O rio é um sujeito tinhoso. É aquele cara de butuca na esquina, observando tudo, olhando os farsantes nas suas tramas destrutivas. De repente indignado dá o bote. Pisou no calo, não sobra nada. Pisar no calo é mexer com a mãe.
Nos treinos de artes marciais, o sensei orientava sobre as ruas. Quando tem uma briga, se liguem nos mais calmos, os que apenas observam. Os que gritam, ameaçam, são covardes. Os silenciosos, são os perigosos.

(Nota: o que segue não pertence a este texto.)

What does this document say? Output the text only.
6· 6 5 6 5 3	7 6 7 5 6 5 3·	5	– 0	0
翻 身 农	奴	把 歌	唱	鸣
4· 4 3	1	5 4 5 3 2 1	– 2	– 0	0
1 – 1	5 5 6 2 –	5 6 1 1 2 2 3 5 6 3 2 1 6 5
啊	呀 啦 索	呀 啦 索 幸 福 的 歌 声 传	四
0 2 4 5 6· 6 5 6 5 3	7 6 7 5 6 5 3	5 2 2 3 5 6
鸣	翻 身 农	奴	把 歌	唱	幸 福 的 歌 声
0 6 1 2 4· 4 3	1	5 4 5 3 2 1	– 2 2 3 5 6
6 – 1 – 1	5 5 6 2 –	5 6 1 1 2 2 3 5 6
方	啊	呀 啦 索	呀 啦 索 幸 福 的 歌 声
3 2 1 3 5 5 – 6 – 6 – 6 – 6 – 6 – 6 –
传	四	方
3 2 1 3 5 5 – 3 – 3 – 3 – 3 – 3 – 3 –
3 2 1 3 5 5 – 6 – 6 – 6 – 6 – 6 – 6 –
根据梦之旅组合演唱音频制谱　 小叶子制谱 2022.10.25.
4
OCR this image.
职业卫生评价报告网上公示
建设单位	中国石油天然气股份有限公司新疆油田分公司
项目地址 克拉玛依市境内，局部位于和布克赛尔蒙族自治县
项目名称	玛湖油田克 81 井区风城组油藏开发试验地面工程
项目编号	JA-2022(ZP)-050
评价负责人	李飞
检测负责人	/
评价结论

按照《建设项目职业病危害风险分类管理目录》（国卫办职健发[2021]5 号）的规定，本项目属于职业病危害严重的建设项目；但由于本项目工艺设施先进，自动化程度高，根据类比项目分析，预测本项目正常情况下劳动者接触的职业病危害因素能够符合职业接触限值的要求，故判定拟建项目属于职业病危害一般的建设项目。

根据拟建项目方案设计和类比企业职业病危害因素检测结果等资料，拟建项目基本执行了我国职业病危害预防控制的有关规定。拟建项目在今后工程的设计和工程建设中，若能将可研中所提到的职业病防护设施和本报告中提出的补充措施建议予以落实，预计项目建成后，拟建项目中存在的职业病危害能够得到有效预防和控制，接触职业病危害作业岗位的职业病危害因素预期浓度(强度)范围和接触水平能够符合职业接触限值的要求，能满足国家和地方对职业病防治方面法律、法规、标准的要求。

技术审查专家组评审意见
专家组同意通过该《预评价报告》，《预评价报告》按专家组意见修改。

O rio é assim, quieto e calado até que alguém mexe com a mãe. O vento é parecido, moço discreto, silencioso e invisível, uma brisa de gente, até que alguém mexe com a mãe. E o mar, o gigante luminoso com suas ondas brincalhonas, é respeitoso e meditativo até que alguém mexe com a mãe. Quando se unem em defesa da mãe, não sobra nada. Nada, nada. E não adianta pedir perdão, chamar por deuses, jurar inocência.
Quando eu era garoto vivendo parte da vida nos becos do Santo Antonio, havia uma lei nas ruas nunca escrita mas respeitada por todos: em mãe não se mexe. Era sagrada, mãe era intocável. A gente era capaz de dar a vida por ela. Ai vira adulto, imagina que agora vai ponderar e não ligar tanto para as ofensas. Até que alguém mexe com a mãe. Mesmo que dessa vez não reaja de imediato, aquilo fica no modo “me aguarde”.
Um monte de gente malvada vem xingando, ofendendo, maltratando a mãe. Gente poderosa seduzindo e financiando gente ignorante para abusar da mãe. Com a paciência de quem sabe da própria força, a mãe acolhe as ofensas, mas os filhos não. Quando se unem, fazem o caos. Destroem em minutos o que os que ofendem constroem em anos, séculos.
A loja da Havan em Lageado, no RS, foi construida em área de proteção ambiental, ultimo resquício de Mata Atlântica na cidade gaúcha. Para burlar a legislação, Luciano Hang, o dono da empresa, teve apoio dos governos estadual e municipal. Com o amaldiçoado dinheiro na frente comprando e driblando tudo, inclusive as leis, determinou a derrubada de centenas de árvores. Assim, modificou o ecossistema local para instalar sua loja de bugigangas. Ai veio o rio em defesa da mãe, engoliu a loja.
Como a mãe não discrimina e os filhos também, a destruição é geral, todos pagam. Os mais fracos são os primeiros, os fortes na sequência e os muito fortes ficam no modo "me aguarde". Mais de 300 cidades do RS foram engolidas pelos rios. Os que menos tinham parcelas de culpa, os animais, foram arrastados aos milhares pelas correntezas. Crianças aos montes também acabaram tragadas pelas águas. Outras perdidas, outros abandonados, vários resgatados.
As águas são do mundo das emoções, suas inquietações mexem com todas as emoções em volta, acima e abaixo do equador. A tragédia no RS está revolvendo nossas águas, nos exaurindo. Para onde se olha, lá estão elas nas telas e nos pesadelos. Mesmo não diretamente atingido, estou exausto. Muitos estão.
Quando elas decidirem parar e a mãe conseguir acalmar seus fillhos, deixarão de legado os traumas, muitos traumas. São as formas utilizadas pela mãe para ensinar seus inquilinos rudes e ingratos a não mexerem com ela. Se não aprenderem, na próxima vai ser o fim. E é isso que será, o fim.